Verdi or Wagner?


As Giuseppe Verdi and Richard Wagner both celebrate bicentenaries in 2013, Ivan Hewett asks opera experts from Philip Hensher to Mark Elder who the better composer is.


It’s apt that Wagner and Verdi were born in the same year. They are romantic opera’s two great antipodes, united in stature, but divided in almost everything else. They embody two completely different outlooks on life and art, which are rooted in the cultures of their respective nations. That’s why every German city has a Wagnerstrasse, and every Italian one a Corso Giuseppe Verdi.


Rodney Milnes, former editor of Opera Magazine
 
Quote I grew up at a time when the canon of acceptable taste was: German music good, Italian music bad, French music worse.

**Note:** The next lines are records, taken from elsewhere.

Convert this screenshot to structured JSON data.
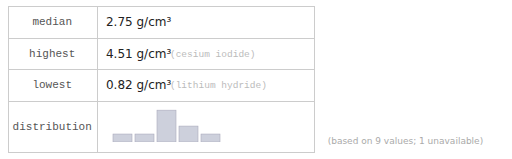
{
  "chart_data": {
    "type": "bar",
    "rows": [
      {
        "label": "median",
        "value": "2.75 g/cm³"
      },
      {
        "label": "highest",
        "value": "4.51 g/cm³",
        "note": "(cesium iodide)"
      },
      {
        "label": "lowest",
        "value": "0.82 g/cm³",
        "note": "(lithium hydride)"
      },
      {
        "label": "distribution"
      }
    ],
    "footnote": "(based on 9 values; 1 unavailable)",
    "categories": [
      null,
      null,
      null,
      null,
      null
    ],
    "values": [
      1,
      1,
      4,
      2,
      1
    ],
    "color": "#cdd0dc",
    "ylim": [
      0,
      4.4
    ],
    "tick_labels": false
  }
}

So I was a fanatical Wagnerite, and could sing and play (with fistfuls of wrong notes) Acts I and III of Wagner’s Valkyrie almost by heart, and I assiduously attended countless Wagner performances. 
 
My Damascene moment came in the 1960s, when after two Ring cycles at Covent Garden I heard Verdi’s Don Carlos at ENO and thought, well, Verdi says as much as Wagner about the impossibility of power and love, but in a quarter of the time and with real tunes. So I immersed myself with pleasure and instruction in all Verdi, while being disrespectful to Wagner in print. Now I’m more balanced: what Wagner did he did very well, and what Verdi did, ditto. Both were very great 19th-century composers.

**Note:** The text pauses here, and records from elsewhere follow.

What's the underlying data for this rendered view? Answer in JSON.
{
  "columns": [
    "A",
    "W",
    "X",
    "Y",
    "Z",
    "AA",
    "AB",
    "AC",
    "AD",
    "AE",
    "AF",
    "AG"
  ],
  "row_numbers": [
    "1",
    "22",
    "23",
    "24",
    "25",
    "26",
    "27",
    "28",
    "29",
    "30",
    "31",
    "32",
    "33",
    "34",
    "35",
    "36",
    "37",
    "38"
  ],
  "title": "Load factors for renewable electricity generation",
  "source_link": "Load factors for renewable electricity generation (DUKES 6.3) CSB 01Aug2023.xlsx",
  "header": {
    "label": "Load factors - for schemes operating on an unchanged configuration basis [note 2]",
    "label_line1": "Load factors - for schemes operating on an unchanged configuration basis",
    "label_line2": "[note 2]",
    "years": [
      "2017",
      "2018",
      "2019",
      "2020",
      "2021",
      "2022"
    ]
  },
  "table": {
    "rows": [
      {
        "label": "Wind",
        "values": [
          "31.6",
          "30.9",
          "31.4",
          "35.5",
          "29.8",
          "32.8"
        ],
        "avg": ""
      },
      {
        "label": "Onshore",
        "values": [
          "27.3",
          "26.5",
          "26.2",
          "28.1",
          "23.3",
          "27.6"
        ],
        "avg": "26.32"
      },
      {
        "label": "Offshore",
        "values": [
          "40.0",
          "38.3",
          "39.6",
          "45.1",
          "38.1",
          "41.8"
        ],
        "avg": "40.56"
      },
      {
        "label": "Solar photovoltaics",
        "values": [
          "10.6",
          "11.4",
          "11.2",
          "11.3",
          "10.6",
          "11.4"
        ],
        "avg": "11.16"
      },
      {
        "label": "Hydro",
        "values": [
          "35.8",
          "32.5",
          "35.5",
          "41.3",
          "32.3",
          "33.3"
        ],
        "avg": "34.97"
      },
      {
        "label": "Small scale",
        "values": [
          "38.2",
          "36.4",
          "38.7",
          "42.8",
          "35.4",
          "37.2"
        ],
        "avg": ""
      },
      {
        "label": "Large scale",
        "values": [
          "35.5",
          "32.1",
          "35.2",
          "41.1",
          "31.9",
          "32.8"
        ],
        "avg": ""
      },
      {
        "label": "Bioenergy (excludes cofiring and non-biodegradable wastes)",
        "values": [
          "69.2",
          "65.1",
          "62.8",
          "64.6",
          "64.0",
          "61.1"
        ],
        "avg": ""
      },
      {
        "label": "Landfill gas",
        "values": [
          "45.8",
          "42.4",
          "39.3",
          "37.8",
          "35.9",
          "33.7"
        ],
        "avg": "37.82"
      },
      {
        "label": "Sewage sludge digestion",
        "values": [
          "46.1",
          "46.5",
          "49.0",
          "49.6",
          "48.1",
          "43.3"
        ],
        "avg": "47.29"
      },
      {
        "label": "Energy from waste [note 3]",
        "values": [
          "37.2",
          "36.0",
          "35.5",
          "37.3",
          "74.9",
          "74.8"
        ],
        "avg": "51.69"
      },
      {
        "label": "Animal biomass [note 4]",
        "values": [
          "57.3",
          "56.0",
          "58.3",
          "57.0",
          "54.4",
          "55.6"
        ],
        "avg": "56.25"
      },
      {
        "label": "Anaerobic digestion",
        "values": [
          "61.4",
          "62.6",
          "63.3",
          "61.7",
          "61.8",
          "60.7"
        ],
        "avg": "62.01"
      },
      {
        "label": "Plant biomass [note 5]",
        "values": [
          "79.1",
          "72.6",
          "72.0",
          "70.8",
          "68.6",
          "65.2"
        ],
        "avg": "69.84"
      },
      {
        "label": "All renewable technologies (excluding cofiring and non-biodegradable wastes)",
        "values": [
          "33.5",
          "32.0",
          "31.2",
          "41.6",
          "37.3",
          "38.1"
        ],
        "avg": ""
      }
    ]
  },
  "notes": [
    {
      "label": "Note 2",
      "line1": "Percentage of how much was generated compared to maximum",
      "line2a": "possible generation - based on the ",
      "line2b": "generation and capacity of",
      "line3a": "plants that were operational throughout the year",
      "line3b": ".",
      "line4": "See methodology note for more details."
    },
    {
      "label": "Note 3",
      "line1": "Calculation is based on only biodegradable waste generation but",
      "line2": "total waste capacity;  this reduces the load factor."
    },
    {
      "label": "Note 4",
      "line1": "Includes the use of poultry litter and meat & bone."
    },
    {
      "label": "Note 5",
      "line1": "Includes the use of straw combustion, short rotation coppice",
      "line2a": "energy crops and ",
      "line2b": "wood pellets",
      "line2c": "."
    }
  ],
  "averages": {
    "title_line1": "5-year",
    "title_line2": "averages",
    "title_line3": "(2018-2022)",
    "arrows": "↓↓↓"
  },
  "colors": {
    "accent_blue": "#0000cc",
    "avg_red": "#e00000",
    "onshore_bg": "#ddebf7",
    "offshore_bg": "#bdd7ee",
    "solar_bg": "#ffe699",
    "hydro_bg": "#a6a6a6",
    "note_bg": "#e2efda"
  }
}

Antonio Pappano, music director, Royal Opera
 
Quote I’m very amused by the need to pit Verdi and Wagner in opposite camps ready to do birthday battle. What they share is much more interesting, a seriousness of purpose allied with a natural temperament for the theatre. They were born out of long traditions, and both pushed the boundaries of those traditions to probe, question and create a theatrical future. 
 
Naturally Wagner is seen as the revolutionary in this regard, but Verdi’s slow-growing, organic development led to truly remarkable breakthroughs also. They shared a love of language, and declamation, in their hands, becomes the true communicator of the deepest human feelings. They both created unparalleled excitement in the theatre, and to that end used the orchestra to transmit gut-wrenching intensity. 
 
Crucially, they both challenge performers in the extreme, a sure-fire guarantee that Richard and Giuseppe will be here for ever. Evviva!

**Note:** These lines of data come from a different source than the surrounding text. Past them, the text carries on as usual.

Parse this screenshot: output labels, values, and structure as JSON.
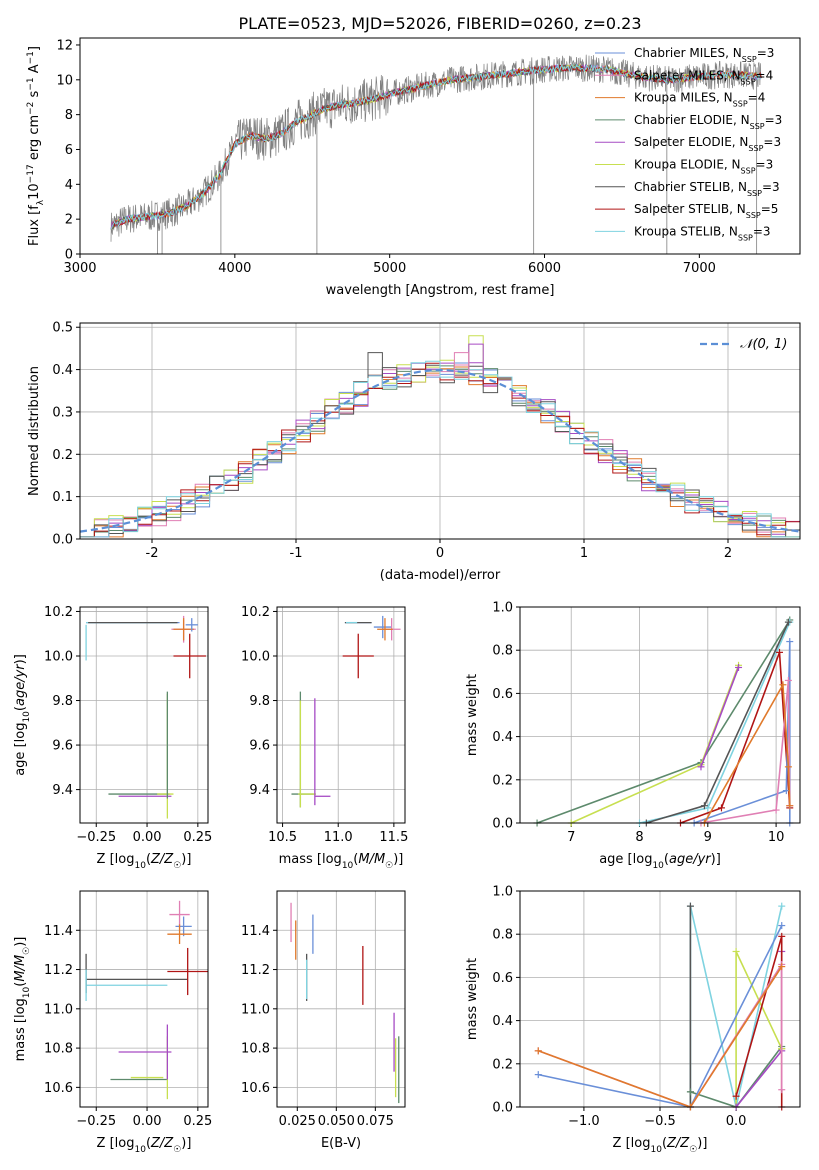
{
  "figure_title": "PLATE=0523, MJD=52026, FIBERID=0260, z=0.23",
  "chart_data": [
    {
      "id": "spectrum",
      "type": "line",
      "xlabel": "wavelength [Angstrom, rest frame]",
      "ylabel": "Flux [f_λ10⁻¹⁷ erg cm⁻² s⁻¹ A⁻¹]",
      "xlim": [
        3000,
        7650
      ],
      "ylim": [
        0,
        12.4
      ],
      "xticks": [
        3000,
        4000,
        5000,
        6000,
        7000
      ],
      "yticks": [
        0,
        2,
        4,
        6,
        8,
        10,
        12
      ],
      "grid": false,
      "legend_position": "upper-right",
      "data_range": [
        3200,
        7400
      ],
      "data_anchor_x": [
        3200,
        3300,
        3400,
        3500,
        3600,
        3700,
        3800,
        3900,
        4000,
        4100,
        4200,
        4300,
        4400,
        4500,
        4600,
        4700,
        4800,
        4900,
        5000,
        5200,
        5400,
        5600,
        5800,
        6000,
        6200,
        6400,
        6600,
        6800,
        7000,
        7200,
        7400
      ],
      "data_anchor_y": [
        1.6,
        2.0,
        2.1,
        2.2,
        2.4,
        2.8,
        3.5,
        4.5,
        6.3,
        6.8,
        6.6,
        6.9,
        7.6,
        8.0,
        8.4,
        8.6,
        8.7,
        8.9,
        9.2,
        9.6,
        10.0,
        10.2,
        10.4,
        10.6,
        10.7,
        10.6,
        10.2,
        10.0,
        10.2,
        10.3,
        10.2
      ],
      "series": [
        {
          "name": "Chabrier MILES, N_SSP=3",
          "label_main": "Chabrier MILES, N",
          "label_sub": "SSP",
          "label_tail": "=3",
          "color": "#6a8fd8"
        },
        {
          "name": "Salpeter MILES, N_SSP=4",
          "label_main": "Salpeter MILES, N",
          "label_sub": "SSP",
          "label_tail": "=4",
          "color": "#e07fb4"
        },
        {
          "name": "Kroupa MILES, N_SSP=4",
          "label_main": "Kroupa MILES, N",
          "label_sub": "SSP",
          "label_tail": "=4",
          "color": "#e07a2c"
        },
        {
          "name": "Chabrier ELODIE, N_SSP=3",
          "label_main": "Chabrier ELODIE, N",
          "label_sub": "SSP",
          "label_tail": "=3",
          "color": "#5d8a6c"
        },
        {
          "name": "Salpeter ELODIE, N_SSP=3",
          "label_main": "Salpeter ELODIE, N",
          "label_sub": "SSP",
          "label_tail": "=3",
          "color": "#a64bc4"
        },
        {
          "name": "Kroupa ELODIE, N_SSP=3",
          "label_main": "Kroupa ELODIE, N",
          "label_sub": "SSP",
          "label_tail": "=3",
          "color": "#c7df50"
        },
        {
          "name": "Chabrier STELIB, N_SSP=3",
          "label_main": "Chabrier STELIB, N",
          "label_sub": "SSP",
          "label_tail": "=3",
          "color": "#555555"
        },
        {
          "name": "Salpeter STELIB, N_SSP=5",
          "label_main": "Salpeter STELIB, N",
          "label_sub": "SSP",
          "label_tail": "=5",
          "color": "#b01515"
        },
        {
          "name": "Kroupa STELIB, N_SSP=3",
          "label_main": "Kroupa STELIB, N",
          "label_sub": "SSP",
          "label_tail": "=3",
          "color": "#7fd3e0"
        }
      ],
      "data_color": "#808080"
    },
    {
      "id": "residuals",
      "type": "histogram",
      "xlabel": "(data-model)/error",
      "ylabel": "Normed distribution",
      "xlim": [
        -2.5,
        2.5
      ],
      "ylim": [
        0,
        0.51
      ],
      "xticks": [
        -2,
        -1,
        0,
        1,
        2
      ],
      "yticks": [
        0.0,
        0.1,
        0.2,
        0.3,
        0.4,
        0.5
      ],
      "grid": true,
      "legend_position": "upper-right",
      "reference_curve": {
        "name": "𝒩(0, 1)",
        "color": "#5b8fd6",
        "style": "dashed"
      },
      "bin_width": 0.1,
      "extra_bins": [
        {
          "x": 0.25,
          "v": 0.48,
          "color": "#c7df50"
        },
        {
          "x": 0.25,
          "v": 0.46,
          "color": "#a64bc4"
        },
        {
          "x": 0.15,
          "v": 0.44,
          "color": "#e07fb4"
        },
        {
          "x": -0.45,
          "v": 0.44,
          "color": "#555555"
        }
      ]
    },
    {
      "id": "age_vs_Z",
      "type": "errorbar",
      "xlabel": "Z [log₁₀(Z/Z☉)]",
      "ylabel": "age  [log₁₀(age/yr)]",
      "xlim": [
        -0.33,
        0.3
      ],
      "ylim": [
        9.25,
        10.22
      ],
      "xticks": [
        -0.25,
        0.0,
        0.25
      ],
      "xtick_labels": [
        "−0.25",
        "0.00",
        "0.25"
      ],
      "yticks": [
        9.4,
        9.6,
        9.8,
        10.0,
        10.2
      ],
      "grid": true,
      "points": [
        {
          "x": -0.07,
          "y": 10.15,
          "xerr": 0.23,
          "yerr": 0.0,
          "color": "#6a8fd8"
        },
        {
          "x": -0.08,
          "y": 10.15,
          "xerr": 0.22,
          "yerr": 0.0,
          "color": "#7fd3e0"
        },
        {
          "x": -0.07,
          "y": 10.15,
          "xerr": 0.22,
          "yerr": 0.0,
          "color": "#555555"
        },
        {
          "x": 0.18,
          "y": 10.12,
          "xerr": 0.06,
          "yerr": 0.06,
          "color": "#e07fb4"
        },
        {
          "x": 0.18,
          "y": 10.12,
          "xerr": 0.05,
          "yerr": 0.05,
          "color": "#e07a2c"
        },
        {
          "x": 0.22,
          "y": 10.14,
          "xerr": 0.03,
          "yerr": 0.03,
          "color": "#6a8fd8"
        },
        {
          "x": -0.3,
          "y": 10.06,
          "xerr": 0.0,
          "yerr": 0.08,
          "color": "#7fd3e0"
        },
        {
          "x": 0.21,
          "y": 10.0,
          "xerr": 0.08,
          "yerr": 0.1,
          "color": "#b01515"
        },
        {
          "x": -0.04,
          "y": 9.38,
          "xerr": 0.15,
          "yerr": 0.0,
          "color": "#5d8a6c"
        },
        {
          "x": -0.01,
          "y": 9.37,
          "xerr": 0.13,
          "yerr": 0.0,
          "color": "#a64bc4"
        },
        {
          "x": 0.09,
          "y": 9.38,
          "xerr": 0.04,
          "yerr": 0.0,
          "color": "#c7df50"
        },
        {
          "x": 0.1,
          "y": 9.55,
          "xerr": 0.0,
          "yerr": 0.28,
          "color": "#c7df50"
        },
        {
          "x": 0.1,
          "y": 9.6,
          "xerr": 0.0,
          "yerr": 0.24,
          "color": "#5d8a6c"
        }
      ]
    },
    {
      "id": "age_vs_mass",
      "type": "errorbar",
      "xlabel": "mass [log₁₀(M/M☉)]",
      "ylabel": "",
      "xlim": [
        10.45,
        11.6
      ],
      "ylim": [
        9.25,
        10.22
      ],
      "xticks": [
        10.5,
        11.0,
        11.5
      ],
      "xtick_labels": [
        "10.5",
        "11.0",
        "11.5"
      ],
      "yticks": [
        9.4,
        9.6,
        9.8,
        10.0,
        10.2
      ],
      "grid": true,
      "points": [
        {
          "x": 11.18,
          "y": 10.15,
          "xerr": 0.12,
          "yerr": 0.0,
          "color": "#6a8fd8"
        },
        {
          "x": 11.18,
          "y": 10.15,
          "xerr": 0.12,
          "yerr": 0.0,
          "color": "#555555"
        },
        {
          "x": 11.12,
          "y": 10.15,
          "xerr": 0.05,
          "yerr": 0.0,
          "color": "#7fd3e0"
        },
        {
          "x": 11.4,
          "y": 10.13,
          "xerr": 0.08,
          "yerr": 0.05,
          "color": "#6a8fd8"
        },
        {
          "x": 11.48,
          "y": 10.12,
          "xerr": 0.08,
          "yerr": 0.05,
          "color": "#e07fb4"
        },
        {
          "x": 11.42,
          "y": 10.12,
          "xerr": 0.07,
          "yerr": 0.05,
          "color": "#e07a2c"
        },
        {
          "x": 11.18,
          "y": 10.0,
          "xerr": 0.14,
          "yerr": 0.1,
          "color": "#b01515"
        },
        {
          "x": 10.68,
          "y": 9.38,
          "xerr": 0.1,
          "yerr": 0.0,
          "color": "#5d8a6c"
        },
        {
          "x": 10.72,
          "y": 9.38,
          "xerr": 0.08,
          "yerr": 0.0,
          "color": "#c7df50"
        },
        {
          "x": 10.86,
          "y": 9.37,
          "xerr": 0.07,
          "yerr": 0.0,
          "color": "#a64bc4"
        },
        {
          "x": 10.66,
          "y": 9.58,
          "xerr": 0.0,
          "yerr": 0.26,
          "color": "#5d8a6c"
        },
        {
          "x": 10.66,
          "y": 9.56,
          "xerr": 0.0,
          "yerr": 0.24,
          "color": "#c7df50"
        },
        {
          "x": 10.79,
          "y": 9.57,
          "xerr": 0.0,
          "yerr": 0.24,
          "color": "#a64bc4"
        }
      ]
    },
    {
      "id": "weight_vs_age",
      "type": "line",
      "xlabel": "age  [log₁₀(age/yr)]",
      "ylabel": "mass weight",
      "xlim": [
        6.25,
        10.35
      ],
      "ylim": [
        0,
        1.0
      ],
      "xticks": [
        7,
        8,
        9,
        10
      ],
      "yticks": [
        0.0,
        0.2,
        0.4,
        0.6,
        0.8,
        1.0
      ],
      "grid": true,
      "series": [
        {
          "color": "#5d8a6c",
          "x": [
            6.5,
            8.9,
            10.2
          ],
          "y": [
            0.0,
            0.28,
            0.94
          ]
        },
        {
          "color": "#7fd3e0",
          "x": [
            8.0,
            9.0,
            10.2
          ],
          "y": [
            0.0,
            0.07,
            0.93
          ]
        },
        {
          "color": "#555555",
          "x": [
            8.1,
            8.95,
            10.18
          ],
          "y": [
            0.0,
            0.08,
            0.93
          ]
        },
        {
          "color": "#c7df50",
          "x": [
            7.0,
            8.9,
            9.45
          ],
          "y": [
            0.0,
            0.27,
            0.73
          ]
        },
        {
          "color": "#a64bc4",
          "x": [
            8.9,
            9.45
          ],
          "y": [
            0.26,
            0.72
          ]
        },
        {
          "color": "#b01515",
          "x": [
            8.6,
            9.2,
            10.05,
            10.2
          ],
          "y": [
            0.0,
            0.07,
            0.79,
            0.07
          ]
        },
        {
          "color": "#6a8fd8",
          "x": [
            8.8,
            10.15,
            10.2,
            10.2
          ],
          "y": [
            0.0,
            0.15,
            0.84,
            0.0
          ]
        },
        {
          "color": "#e07fb4",
          "x": [
            8.9,
            10.0,
            10.18,
            10.2
          ],
          "y": [
            0.0,
            0.06,
            0.66,
            0.08
          ]
        },
        {
          "color": "#e07a2c",
          "x": [
            8.95,
            10.1,
            10.18,
            10.2
          ],
          "y": [
            0.0,
            0.64,
            0.26,
            0.08
          ]
        }
      ]
    },
    {
      "id": "mass_vs_Z",
      "type": "errorbar",
      "xlabel": "Z [log₁₀(Z/Z☉)]",
      "ylabel": "mass [log₁₀(M/M☉)]",
      "xlim": [
        -0.33,
        0.3
      ],
      "ylim": [
        10.5,
        11.6
      ],
      "xticks": [
        -0.25,
        0.0,
        0.25
      ],
      "xtick_labels": [
        "−0.25",
        "0.00",
        "0.25"
      ],
      "yticks": [
        10.6,
        10.8,
        11.0,
        11.2,
        11.4
      ],
      "grid": true,
      "points": [
        {
          "x": 0.16,
          "y": 11.48,
          "xerr": 0.05,
          "yerr": 0.07,
          "color": "#e07fb4"
        },
        {
          "x": 0.18,
          "y": 11.42,
          "xerr": 0.04,
          "yerr": 0.05,
          "color": "#6a8fd8"
        },
        {
          "x": 0.16,
          "y": 11.38,
          "xerr": 0.06,
          "yerr": 0.05,
          "color": "#e07a2c"
        },
        {
          "x": -0.05,
          "y": 11.15,
          "xerr": 0.25,
          "yerr": 0.0,
          "color": "#555555"
        },
        {
          "x": -0.1,
          "y": 11.12,
          "xerr": 0.2,
          "yerr": 0.0,
          "color": "#7fd3e0"
        },
        {
          "x": 0.2,
          "y": 11.19,
          "xerr": 0.1,
          "yerr": 0.12,
          "color": "#b01515"
        },
        {
          "x": -0.3,
          "y": 11.18,
          "xerr": 0.0,
          "yerr": 0.1,
          "color": "#555555"
        },
        {
          "x": -0.3,
          "y": 11.12,
          "xerr": 0.0,
          "yerr": 0.08,
          "color": "#7fd3e0"
        },
        {
          "x": -0.01,
          "y": 10.78,
          "xerr": 0.13,
          "yerr": 0.0,
          "color": "#a64bc4"
        },
        {
          "x": 0.0,
          "y": 10.65,
          "xerr": 0.08,
          "yerr": 0.0,
          "color": "#c7df50"
        },
        {
          "x": -0.04,
          "y": 10.64,
          "xerr": 0.14,
          "yerr": 0.0,
          "color": "#5d8a6c"
        },
        {
          "x": 0.1,
          "y": 10.7,
          "xerr": 0.0,
          "yerr": 0.16,
          "color": "#c7df50"
        },
        {
          "x": 0.1,
          "y": 10.78,
          "xerr": 0.0,
          "yerr": 0.14,
          "color": "#a64bc4"
        }
      ]
    },
    {
      "id": "mass_vs_EBV",
      "type": "errorbar",
      "xlabel": "E(B-V)",
      "ylabel": "",
      "xlim": [
        0.012,
        0.094
      ],
      "ylim": [
        10.5,
        11.6
      ],
      "xticks": [
        0.025,
        0.05,
        0.075
      ],
      "xtick_labels": [
        "0.025",
        "0.050",
        "0.075"
      ],
      "yticks": [
        10.6,
        10.8,
        11.0,
        11.2,
        11.4
      ],
      "grid": true,
      "points": [
        {
          "x": 0.021,
          "y": 11.44,
          "xerr": 0.0,
          "yerr": 0.1,
          "color": "#e07fb4"
        },
        {
          "x": 0.024,
          "y": 11.35,
          "xerr": 0.0,
          "yerr": 0.1,
          "color": "#e07a2c"
        },
        {
          "x": 0.035,
          "y": 11.38,
          "xerr": 0.0,
          "yerr": 0.1,
          "color": "#6a8fd8"
        },
        {
          "x": 0.031,
          "y": 11.16,
          "xerr": 0.0,
          "yerr": 0.12,
          "color": "#555555"
        },
        {
          "x": 0.031,
          "y": 11.15,
          "xerr": 0.0,
          "yerr": 0.1,
          "color": "#7fd3e0"
        },
        {
          "x": 0.067,
          "y": 11.17,
          "xerr": 0.0,
          "yerr": 0.15,
          "color": "#b01515"
        },
        {
          "x": 0.087,
          "y": 10.83,
          "xerr": 0.0,
          "yerr": 0.15,
          "color": "#a64bc4"
        },
        {
          "x": 0.088,
          "y": 10.7,
          "xerr": 0.0,
          "yerr": 0.15,
          "color": "#c7df50"
        },
        {
          "x": 0.09,
          "y": 10.69,
          "xerr": 0.0,
          "yerr": 0.17,
          "color": "#5d8a6c"
        }
      ]
    },
    {
      "id": "weight_vs_Z",
      "type": "line",
      "xlabel": "Z [log₁₀(Z/Z☉)]",
      "ylabel": "mass weight",
      "xlim": [
        -1.42,
        0.42
      ],
      "ylim": [
        0,
        1.0
      ],
      "xticks": [
        -1.0,
        -0.5,
        0.0
      ],
      "xtick_labels": [
        "−1.0",
        "−0.5",
        "0.0"
      ],
      "yticks": [
        0.0,
        0.2,
        0.4,
        0.6,
        0.8,
        1.0
      ],
      "grid": true,
      "series": [
        {
          "color": "#7fd3e0",
          "x": [
            -0.3,
            -0.3,
            0.0,
            0.3
          ],
          "y": [
            0.0,
            0.93,
            0.0,
            0.93
          ]
        },
        {
          "color": "#555555",
          "x": [
            -0.3,
            -0.3,
            -0.3
          ],
          "y": [
            0.0,
            0.93,
            0.07
          ]
        },
        {
          "color": "#5d8a6c",
          "x": [
            -0.3,
            0.0,
            0.3
          ],
          "y": [
            0.07,
            0.0,
            0.28
          ]
        },
        {
          "color": "#c7df50",
          "x": [
            0.0,
            0.0,
            0.3,
            0.3
          ],
          "y": [
            0.0,
            0.72,
            0.27,
            0.27
          ]
        },
        {
          "color": "#a64bc4",
          "x": [
            0.0,
            0.3,
            0.3
          ],
          "y": [
            0.0,
            0.26,
            0.72
          ]
        },
        {
          "color": "#b01515",
          "x": [
            0.0,
            0.3,
            0.3
          ],
          "y": [
            0.05,
            0.79,
            0.0
          ]
        },
        {
          "color": "#6a8fd8",
          "x": [
            -1.3,
            -0.3,
            0.3
          ],
          "y": [
            0.15,
            0.0,
            0.84
          ]
        },
        {
          "color": "#e07fb4",
          "x": [
            -1.3,
            -0.3,
            0.3,
            0.3
          ],
          "y": [
            0.26,
            0.0,
            0.66,
            0.08
          ]
        },
        {
          "color": "#e07a2c",
          "x": [
            -1.3,
            -0.3,
            0.3
          ],
          "y": [
            0.26,
            0.0,
            0.65
          ]
        }
      ]
    }
  ]
}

Mark Elder, music director, Halle Orchestra
 
Quote I couldn’t live without either of these two colossi. For me Verdi’s greatest gift is the humanity he poured into the essentially melodic style of his predecessors like Donizetti.
Every one of his operas has its own special tone and atmosphere, what Verdi called a tinta. It’s amazing to think he worked on Traviata and Il Trovatore at the same time, and yet each lives in its own unique world. 
 
Wagner was born on the other side of the Alps, and that makes a profound difference. For me Wagner is one of the great symphonic composers of the 19th century, and it allows him to capture infinite fine shades of feeling, but on an epic scale. Whereas Verdi catches a feeling in one pithy phrase. 
 
For a conductor they’re utterly different. Verdi is very physical – you get sweaty conducting his music – whereas Wagner needs small movements. Traviata is a three-shirt opera, Parsifal I can do in one.